For a while now, stores have been selling furniture online, even as the media scoffs at the very idea. An August Forbes article compared buying furniture online to "marrying someone you've met in a chat room, but have never actually seen in person." Now it seems that furniture dot-coms have caught on to customers' unease and embraced everyone's favorite buzzword: business-to-business.
Red Herring writer Vanessa Richardson, who joined the chorus pointing out that customers are reluctant to buy furniture online, discussed the VC funding recently received by furniture online retailers Homepoint and Krause's. Both companies have set aside much of their VC for b-to-b applications. "About 85 to 90 percent of our business is b-to-b anyway," said Homepoint CEO Mike West.
Krause's Furniture agreed that most customers will order from traditional stores, so they're focusing on selling to independent retailers, online retailers, hotels, and restaurants.

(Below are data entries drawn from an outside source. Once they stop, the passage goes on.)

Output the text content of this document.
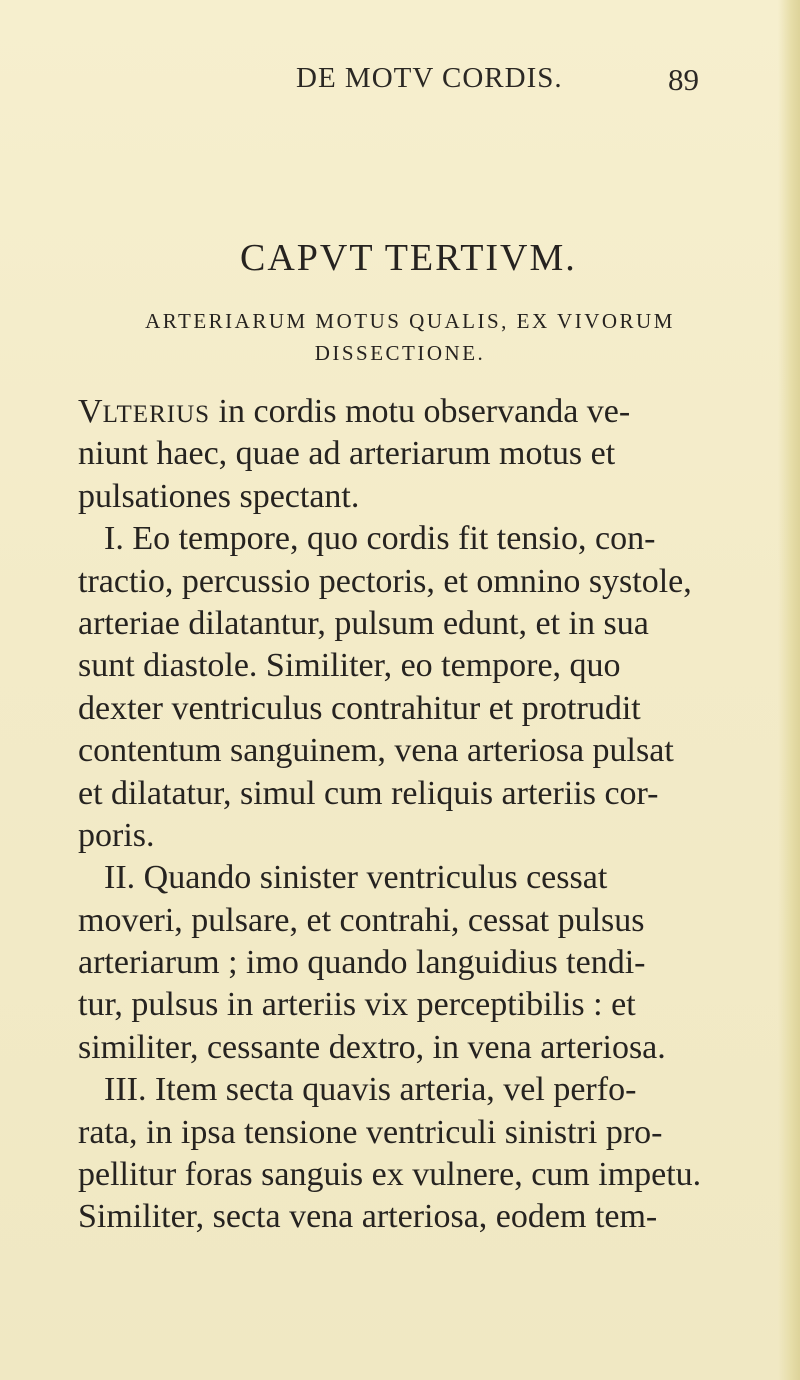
DE MOTV CORDIS.	89
CAPVT TERTIVM.
ARTERIARUM MOTUS QUALIS, EX VIVORUM
DISSECTIONE.
VLTERIUS in cordis motu observanda ve-
niunt haec, quae ad arteriarum motus et
pulsationes spectant.
I. Eo tempore, quo cordis fit tensio, con-
tractio, percussio pectoris, et omnino systole,
arteriae dilatantur, pulsum edunt, et in sua
sunt diastole. Similiter, eo tempore, quo
dexter ventriculus contrahitur et protrudit
contentum sanguinem, vena arteriosa pulsat
et dilatatur, simul cum reliquis arteriis cor-
poris.
II. Quando sinister ventriculus cessat
moveri, pulsare, et contrahi, cessat pulsus
arteriarum ; imo quando languidius tendi-
tur, pulsus in arteriis vix perceptibilis : et
similiter, cessante dextro, in vena arteriosa.
III. Item secta quavis arteria, vel perfo-
rata, in ipsa tensione ventriculi sinistri pro-
pellitur foras sanguis ex vulnere, cum impetu.
Similiter, secta vena arteriosa, eodem tem-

Furniture Brands, the largest furniture manufacturer, doesn't do consumer e-commerce at all, but it hasn't ruled out b-to-b transactions.

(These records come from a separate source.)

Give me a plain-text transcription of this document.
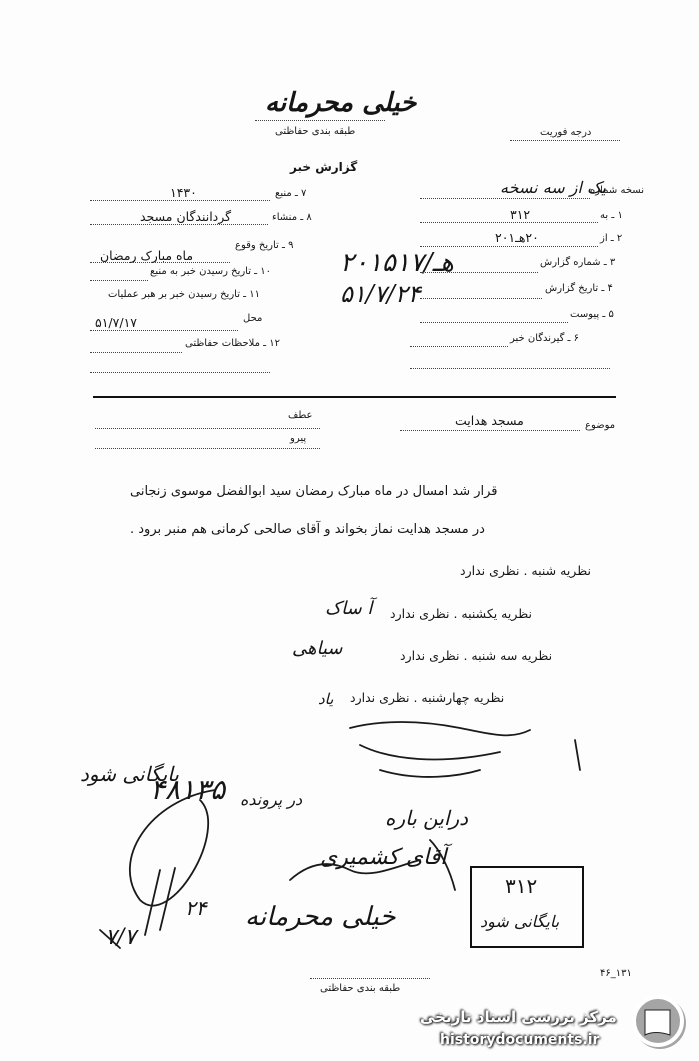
خیلی محرمانه
طبقه بندی حفاظتی	درجه فوریت
گزارش خبر
نسخه شماره
یک از سه نسخه
۱ ـ به
۳۱۲
۲ ـ از
۲۰هـ۲۰۱
۳ ـ شماره گزارش
۲۰هـ/۱۵۱۷
۴ ـ تاریخ گزارش
۵۱/۷/۲۴
۵ ـ پیوست
۶ ـ گیرندگان خبر
۷ ـ منبع
۱۴۳۰
۸ ـ منشاء
گردانندگان مسجد
۹ ـ تاریخ وقوع
ماه مبارک رمضان
۱۰ ـ تاریخ رسیدن خبر به منبع
۱۱ ـ تاریخ رسیدن خبر بر هبر عملیات
محل
۵۱/۷/۱۷
۱۲ ـ ملاحظات حفاظتی
موضوع
مسجد هدایت
عطف
پیرو
قرار شد امسال در ماه مبارک رمضان سید ابوالفضل موسوی زنجانی
در مسجد هدایت نماز بخواند و آقای صالحی کرمانی هم منبر برود .
نظریه شنبه . نظری ندارد
نظریه یکشنبه . نظری ندارد
نظریه سه شنبه . نظری ندارد
نظریه چهارشنبه . نظری ندارد
آ ساک
سیاهی
یاد
۴۸۱۳۵
بایگانی شود
در پرونده
دراین باره
آقای کشمیری
۲۴
۷/۷
۳۱۲
بایگانی شود
خیلی محرمانه
طبقه بندی حفاظتی
۴۶_۱۳۱
مرکز بررسی اسناد تاریخی
historydocuments.ir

Specifically, a typical b-to-b furniture deal might work like this: Homepoint would buy furniture from manufacturers, then sell it to retailers (online or traditional) and collect markup fees. Homepoint also plans to build an online store for dealers and manufacturers, and collect transaction fees for wholesale orders. We're surprised none of these retailers mentioned the office furniture market. Forbes.com called that sector "cookie-cutterish," but that would be perfect for online bulk buying, wouldn't it? And it's still b-to-b, sort of.
Maybe after they give up on your living room, furniture Net retailers will target your conference room.